Há 27 anos, em Ímola, morria um dos maiores talentos da F1, um ícone do desporto mundial e um dos mais carismáticos pilotos da história. Ayrton Senna deixou uma marca ímpar, esgotou adjetivos e escreveu uma das mais bonitas histórias deste desporto.
Os momentos geniais, as lutas acesas em pista, a feroz guerra com Alain Prost… uma coleção inolvidável de lembranças que hoje, no aniversário da sua morte, são recordados um pouco por todo o mundo. Sobre Ayrton Senna já tudo se escreveu, mas certamente poderá voltar a ser escrito, pois dificilmente nos cansamos de recordar a sua postura dentro e fora de pista, de analisar a complexidade da sua personalidade, de admirar o seu talento. Senna foi único, mágico e fez-nos apaixonar um pouco mais por este mundo da F1.

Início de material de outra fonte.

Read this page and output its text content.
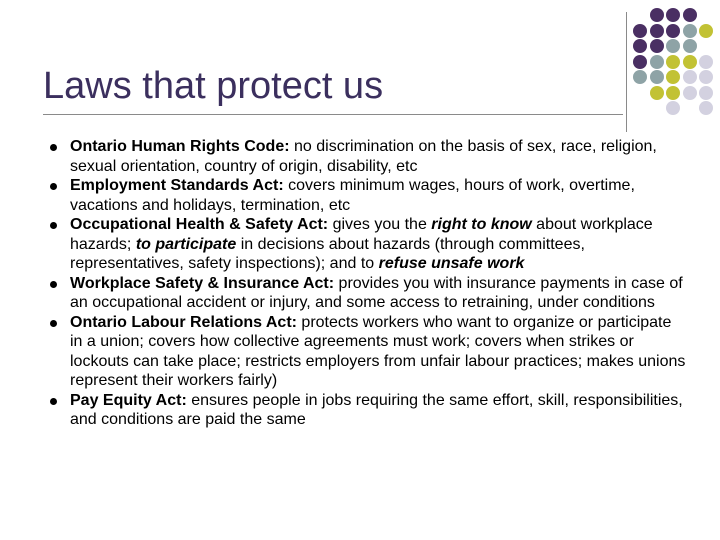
Laws that protect us
Ontario Human Rights Code: no discrimination on the basis of sex, race, religion, sexual orientation, country of origin, disability, etc
Employment Standards Act: covers minimum wages, hours of work, overtime, vacations and holidays, termination, etc
Occupational Health & Safety Act: gives you the right to know about workplace hazards; to participate in decisions about hazards (through committees, representatives, safety inspections); and to refuse unsafe work
Workplace Safety & Insurance Act: provides you with insurance payments in case of an occupational accident or injury, and some access to retraining, under conditions
Ontario Labour Relations Act: protects workers who want to organize or participate in a union; covers how collective agreements must work; covers when strikes or lockouts can take place; restricts employers from unfair labour practices; makes unions represent their workers fairly)
Pay Equity Act: ensures people in jobs requiring the same effort, skill, responsibilities, and conditions are paid the same
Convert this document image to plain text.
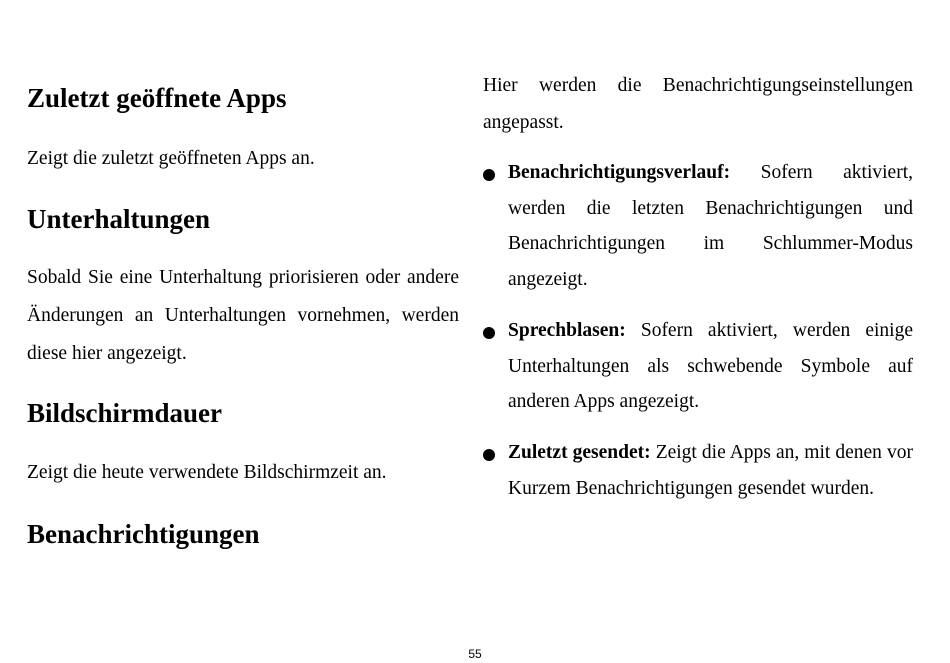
Zuletzt geöffnete Apps

Zeigt die zuletzt geöffneten Apps an.

Unterhaltungen

Sobald Sie eine Unterhaltung priorisieren oder andere Änderungen an Unterhaltungen vornehmen, werden diese hier angezeigt.

Bildschirmdauer

Zeigt die heute verwendete Bildschirmzeit an.

Benachrichtigungen

Hier werden die Benachrichtigungseinstellungen angepasst.

Benachrichtigungsverlauf: Sofern aktiviert, werden die letzten Benachrichtigungen und Benachrichtigungen im Schlummer-Modus angezeigt.

Sprechblasen: Sofern aktiviert, werden einige Unterhaltungen als schwebende Symbole auf anderen Apps angezeigt.

Zuletzt gesendet: Zeigt die Apps an, mit denen vor Kurzem Benachrichtigungen gesendet wurden.

55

Há 27 anos, na Grã- Bretanha, um jovem piloto chorava a morte do seu herói. Tal como muitos naquele dia, viu partir o seu ídolo, a sua inspiração. Um jovem que, seguindo os ensinamentos de Senna, se foi destacando nos karts subindo degrau a degrau, a íngreme escada do automobilismo, tornando-se no piloto mais bem sucedido da história da F1… Lewis Hamilton.
Em 27 anos cabe muita história e a de Hamilton é também digna de ser contada, pelo esforço necessário para iniciar a sua carreira, pelo talento que mostrou em pista e por se ter tornado num dos maiores nomes da história do desporto mundial, batendo recordes que poucos pensavam serem possíveis de bater.
A história por vezes escreve-se com coincidências que nos fazem ponderar se serão apenas isso mesmo. E em Portugal poderemos ver mais um desses momentos. Portugal, que se tornou numa espécie de segunda pátria de Senna, o seu porto de abrigo, o mesmo país que foi palco da sua primeira e muito desejada vitória na F1… à chuva, claro está. Foi também em Portugal que o seu maior fã fez história e se tornou no piloto com mais vitórias na F1. Mas hoje podemos ver mais um capítulo desta incrível história a ser escrito.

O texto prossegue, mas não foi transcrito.